Try #1: Run post_jump, should install all the desired packages. Issues:
- diff seems to be missing??? Package diffutils, needed on Jacinth by rcs dasher rpm-build. But not on Holly. Added explicitly to couchnet.sel.
- /etc/krb5/krb5.keytab was(?) installed but krb-maint test failed. Re-done by hand, now krb-maint test succeeds. post_jump had a wrong option to krb-maint [fixed].
- audit-scripts is still complaining about missing /etc/init.d [Fixed post_jump].
- rsync: [generator] failed to set permissions on "/lib": Operation not supported (95)
  Because they're symlinks to /usr/lib{,64} and you can't set their permissions. Ignore it.
- Installed 675 wanted packages… Oh, crap! digest verification failed… Too late, got to fix tomorrow.
- Removed 590 unwanted packages. Later look for rpm{new,save,orig}
- module /lib64/security/pam_pwquality.so may be a new requirement.
- dist-upgrade of 51 packages (so why weren't they done earlier?) Because some of them are switching to PackMan.

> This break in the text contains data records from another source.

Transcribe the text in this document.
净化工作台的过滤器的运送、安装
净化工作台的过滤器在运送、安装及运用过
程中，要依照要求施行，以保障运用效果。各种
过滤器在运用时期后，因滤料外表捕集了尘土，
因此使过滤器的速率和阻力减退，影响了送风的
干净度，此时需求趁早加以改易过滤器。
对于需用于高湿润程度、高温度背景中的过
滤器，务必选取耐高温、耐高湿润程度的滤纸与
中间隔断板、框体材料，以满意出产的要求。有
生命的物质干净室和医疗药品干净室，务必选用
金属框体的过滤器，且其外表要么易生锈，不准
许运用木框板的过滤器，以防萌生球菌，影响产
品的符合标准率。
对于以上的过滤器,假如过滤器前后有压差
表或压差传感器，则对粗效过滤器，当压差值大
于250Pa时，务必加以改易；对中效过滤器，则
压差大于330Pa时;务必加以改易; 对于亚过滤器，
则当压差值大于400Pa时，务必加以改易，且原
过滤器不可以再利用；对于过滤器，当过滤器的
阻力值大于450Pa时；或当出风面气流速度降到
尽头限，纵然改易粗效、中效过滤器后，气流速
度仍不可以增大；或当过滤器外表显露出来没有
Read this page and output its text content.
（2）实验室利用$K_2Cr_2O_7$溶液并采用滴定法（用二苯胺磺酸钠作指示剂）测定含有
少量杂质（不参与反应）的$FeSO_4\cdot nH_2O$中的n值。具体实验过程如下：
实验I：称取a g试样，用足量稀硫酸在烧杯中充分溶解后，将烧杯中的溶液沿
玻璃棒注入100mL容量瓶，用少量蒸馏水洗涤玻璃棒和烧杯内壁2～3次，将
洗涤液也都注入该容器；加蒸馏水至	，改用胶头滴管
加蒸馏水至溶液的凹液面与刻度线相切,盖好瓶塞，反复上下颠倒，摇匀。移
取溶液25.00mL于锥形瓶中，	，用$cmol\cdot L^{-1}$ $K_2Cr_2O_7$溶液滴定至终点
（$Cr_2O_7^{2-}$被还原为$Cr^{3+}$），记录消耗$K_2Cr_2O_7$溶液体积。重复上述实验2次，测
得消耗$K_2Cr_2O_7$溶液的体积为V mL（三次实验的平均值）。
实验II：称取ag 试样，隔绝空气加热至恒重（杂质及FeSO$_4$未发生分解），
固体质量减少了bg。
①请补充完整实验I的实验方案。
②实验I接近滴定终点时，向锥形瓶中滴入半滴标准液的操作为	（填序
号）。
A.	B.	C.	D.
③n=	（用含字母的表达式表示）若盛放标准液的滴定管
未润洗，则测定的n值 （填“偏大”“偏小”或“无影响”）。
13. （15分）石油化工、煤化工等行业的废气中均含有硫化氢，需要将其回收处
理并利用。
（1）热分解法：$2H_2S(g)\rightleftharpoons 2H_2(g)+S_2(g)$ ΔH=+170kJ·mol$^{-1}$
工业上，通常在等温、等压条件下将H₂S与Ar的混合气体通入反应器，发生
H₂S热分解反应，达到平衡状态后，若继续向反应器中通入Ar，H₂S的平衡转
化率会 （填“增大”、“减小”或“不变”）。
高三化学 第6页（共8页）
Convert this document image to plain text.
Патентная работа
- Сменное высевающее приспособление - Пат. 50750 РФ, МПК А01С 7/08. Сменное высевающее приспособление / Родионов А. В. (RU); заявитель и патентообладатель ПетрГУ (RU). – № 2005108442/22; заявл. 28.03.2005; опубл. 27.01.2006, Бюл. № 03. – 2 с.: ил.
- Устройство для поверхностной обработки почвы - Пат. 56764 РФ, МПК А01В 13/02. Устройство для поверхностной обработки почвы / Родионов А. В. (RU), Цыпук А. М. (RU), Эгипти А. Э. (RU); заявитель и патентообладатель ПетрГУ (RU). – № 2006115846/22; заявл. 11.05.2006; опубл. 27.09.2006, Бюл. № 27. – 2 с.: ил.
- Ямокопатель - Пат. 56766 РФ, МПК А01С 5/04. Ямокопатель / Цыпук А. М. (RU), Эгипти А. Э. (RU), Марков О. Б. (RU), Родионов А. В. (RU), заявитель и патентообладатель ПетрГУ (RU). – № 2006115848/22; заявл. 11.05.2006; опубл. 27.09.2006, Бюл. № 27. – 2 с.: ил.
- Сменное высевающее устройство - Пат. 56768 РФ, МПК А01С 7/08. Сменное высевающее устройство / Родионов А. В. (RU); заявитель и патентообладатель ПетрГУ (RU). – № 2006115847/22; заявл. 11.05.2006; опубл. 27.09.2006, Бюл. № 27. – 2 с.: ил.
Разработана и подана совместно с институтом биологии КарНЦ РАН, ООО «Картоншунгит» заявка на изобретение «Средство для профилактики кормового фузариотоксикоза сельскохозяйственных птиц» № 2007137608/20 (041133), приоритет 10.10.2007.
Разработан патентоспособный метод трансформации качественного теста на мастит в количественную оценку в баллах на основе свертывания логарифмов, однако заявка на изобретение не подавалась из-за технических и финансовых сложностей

- (Re)installation of these configuration files, check if still correct:
  send /home/post_jump/byhg/aarch64 lib
  send /home/post_jump/byhg/aarch64 lib64
  send /home/post_jump/byhg/aarch64 usr/lib64
- Fix the current date for Kerberos client initialization — it says inactive ??
- checksum.J 3800 files added to (empty) inventory.

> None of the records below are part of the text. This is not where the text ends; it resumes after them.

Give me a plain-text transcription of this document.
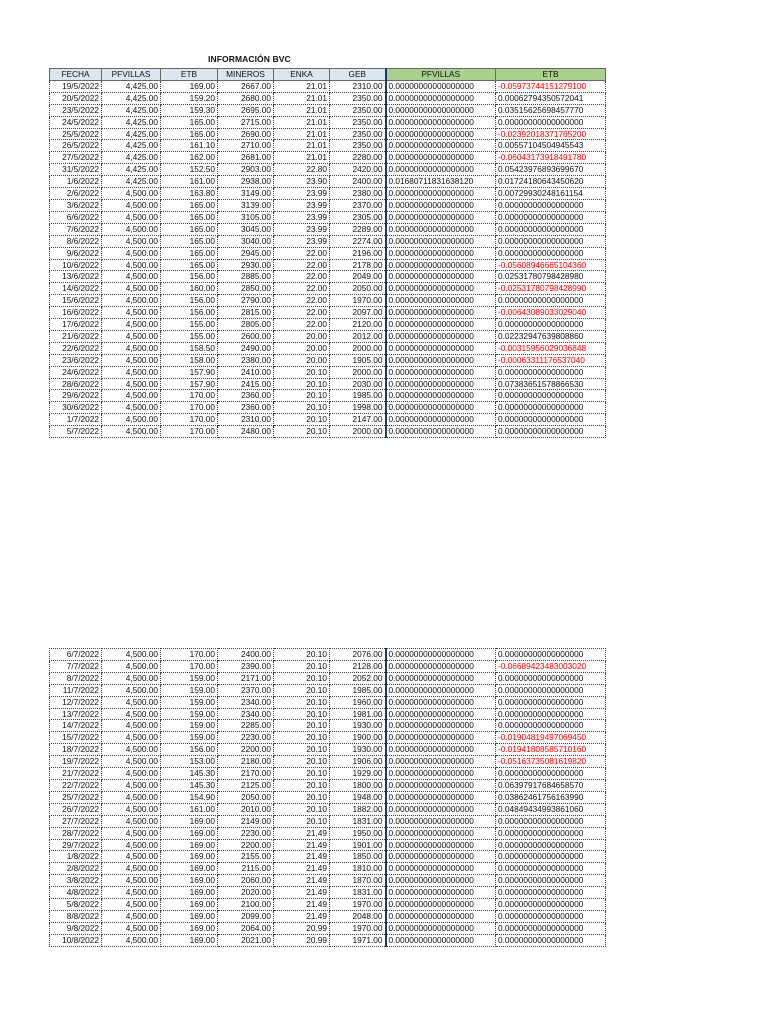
INFORMACIÓN BVC
FECHA	PFVILLAS	ETB	MINEROS	ENKA	GEB	PFVILLAS	ETB
19/5/2022	4,425.00	169.00	2667.00	21.01	2310.00	0.00000000000000000	-0.05973744151279100
20/5/2022	4,425.00	159.20	2680.00	21.01	2350.00	0.00000000000000000	0.00062794350572041
23/5/2022	4,425.00	159.30	2695.00	21.01	2350.00	0.00000000000000000	0.03515625698457770
24/5/2022	4,425.00	165.00	2715.00	21.01	2350.00	0.00000000000000000	0.00000000000000000
25/5/2022	4,425.00	165.00	2690.00	21.01	2350.00	0.00000000000000000	-0.02392018371765200
26/5/2022	4,425.00	161.10	2710.00	21.01	2350.00	0.00000000000000000	0.00557104504945543
27/5/2022	4,425.00	162.00	2681.00	21.01	2280.00	0.00000000000000000	-0.06043173918491780
31/5/2022	4,425.00	152.50	2903.00	22.80	2420.00	0.00000000000000000	0.05423976893699670
1/6/2022	4,425.00	161.00	2938.00	23.90	2400.00	0.01680711831638120	0.01724180643450620
2/6/2022	4,500.00	163.80	3149.00	23.99	2380.00	0.00000000000000000	0.00729930248161154
3/6/2022	4,500.00	165.00	3139.00	23.99	2370.00	0.00000000000000000	0.00000000000000000
6/6/2022	4,500.00	165.00	3105.00	23.99	2305.00	0.00000000000000000	0.00000000000000000
7/6/2022	4,500.00	165.00	3045.00	23.99	2289.00	0.00000000000000000	0.00000000000000000
8/6/2022	4,500.00	165.00	3040.00	23.99	2274.00	0.00000000000000000	0.00000000000000000
9/6/2022	4,500.00	165.00	2945.00	22.00	2196.00	0.00000000000000000	0.00000000000000000
10/6/2022	4,500.00	165.00	2930.00	22.00	2178.00	0.00000000000000000	-0.05608946665104360
13/6/2022	4,500.00	156.00	2885.00	22.00	2049.00	0.00000000000000000	0.02531780798428980
14/6/2022	4,500.00	160.00	2850.00	22.00	2050.00	0.00000000000000000	-0.02531780798428990
15/6/2022	4,500.00	156.00	2790.00	22.00	1970.00	0.00000000000000000	0.00000000000000000
16/6/2022	4,500.00	156.00	2815.00	22.00	2097.00	0.00000000000000000	-0.00643089033029040
17/6/2022	4,500.00	155.00	2805.00	22.00	2120.00	0.00000000000000000	0.00000000000000000
21/6/2022	4,500.00	155.00	2600.00	20.00	2012.00	0.00000000000000000	0.02232947639808860
22/6/2022	4,500.00	158.50	2490.00	20.00	2000.00	0.00000000000000000	-0.00315956029036848
23/6/2022	4,500.00	158.00	2380.00	20.00	1905.00	0.00000000000000000	-0.00063311176537040
24/6/2022	4,500.00	157.90	2410.00	20.10	2000.00	0.00000000000000000	0.00000000000000000
28/6/2022	4,500.00	157.90	2415.00	20.10	2030.00	0.00000000000000000	0.07383651578866530
29/6/2022	4,500.00	170.00	2360.00	20.10	1985.00	0.00000000000000000	0.00000000000000000
30/6/2022	4,500.00	170.00	2360.00	20.10	1998.00	0.00000000000000000	0.00000000000000000
1/7/2022	4,500.00	170.00	2310.00	20.10	2147.00	0.00000000000000000	0.00000000000000000
5/7/2022	4,500.00	170.00	2480.00	20.10	2000.00	0.00000000000000000	0.00000000000000000
6/7/2022	4,500.00	170.00	2400.00	20.10	2076.00	0.00000000000000000	0.00000000000000000
7/7/2022	4,500.00	170.00	2390.00	20.10	2128.00	0.00000000000000000	-0.06689423483003020
8/7/2022	4,500.00	159.00	2171.00	20.10	2052.00	0.00000000000000000	0.00000000000000000
11/7/2022	4,500.00	159.00	2370.00	20.10	1985.00	0.00000000000000000	0.00000000000000000
12/7/2022	4,500.00	159.00	2340.00	20.10	1960.00	0.00000000000000000	0.00000000000000000
13/7/2022	4,500.00	159.00	2340.00	20.10	1981.00	0.00000000000000000	0.00000000000000000
14/7/2022	4,500.00	159.00	2285.00	20.10	1930.00	0.00000000000000000	0.00000000000000000
15/7/2022	4,500.00	159.00	2230.00	20.10	1900.00	0.00000000000000000	-0.01904819497069450
18/7/2022	4,500.00	156.00	2200.00	20.10	1930.00	0.00000000000000000	-0.01941808585710160
19/7/2022	4,500.00	153.00	2180.00	20.10	1906.00	0.00000000000000000	-0.05163735081619820
21/7/2022	4,500.00	145.30	2170.00	20.10	1929.00	0.00000000000000000	0.00000000000000000
22/7/2022	4,500.00	145.30	2125.00	20.10	1800.00	0.00000000000000000	0.06397917684658570
25/7/2022	4,500.00	154.90	2050.00	20.10	1948.00	0.00000000000000000	0.03862461756163990
26/7/2022	4,500.00	161.00	2010.00	20.10	1882.00	0.00000000000000000	0.04849434993861060
27/7/2022	4,500.00	169.00	2149.00	20.10	1831.00	0.00000000000000000	0.00000000000000000
28/7/2022	4,500.00	169.00	2230.00	21.49	1950.00	0.00000000000000000	0.00000000000000000
29/7/2022	4,500.00	169.00	2200.00	21.49	1901.00	0.00000000000000000	0.00000000000000000
1/8/2022	4,500.00	169.00	2155.00	21.49	1850.00	0.00000000000000000	0.00000000000000000
2/8/2022	4,500.00	169.00	2115.00	21.49	1810.00	0.00000000000000000	0.00000000000000000
3/8/2022	4,500.00	169.00	2060.00	21.49	1870.00	0.00000000000000000	0.00000000000000000
4/8/2022	4,500.00	169.00	2020.00	21.49	1831.00	0.00000000000000000	0.00000000000000000
5/8/2022	4,500.00	169.00	2100.00	21.49	1970.00	0.00000000000000000	0.00000000000000000
8/8/2022	4,500.00	169.00	2099.00	21.49	2048.00	0.00000000000000000	0.00000000000000000
9/8/2022	4,500.00	169.00	2064.00	20.99	1970.00	0.00000000000000000	0.00000000000000000
10/8/2022	4,500.00	169.00	2021.00	20.99	1971.00	0.00000000000000000	0.00000000000000000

- /var/spool/atjobs does not exist, prob was not installed. Better re-run post_jump tomorrow to get all the nitpicky details.
- diffie.J -- Some kind of weird error suggesting non-installed pkg. Better force rebuilding the moduli. Even better plan: tomorrow I should do the whole installation from the beginning.
post_jump (try #2): Last time around there was a botched digest verification during installation.
- post_jump phase 7 is installing wanted packages. I'll use the -P 6 option to stop at the end of phase 6.
- Run package installation with manual intervention:
  audit-pkgs -v -i -c -I
- Then resume post_jump -p 8 (starting with phase 8, delete unwanted packages).
Issues while installing wanted packages:
- No provider of 'usb-modeswitch' found. (Should be usb_modeswitch, fixed in couchnet.sel)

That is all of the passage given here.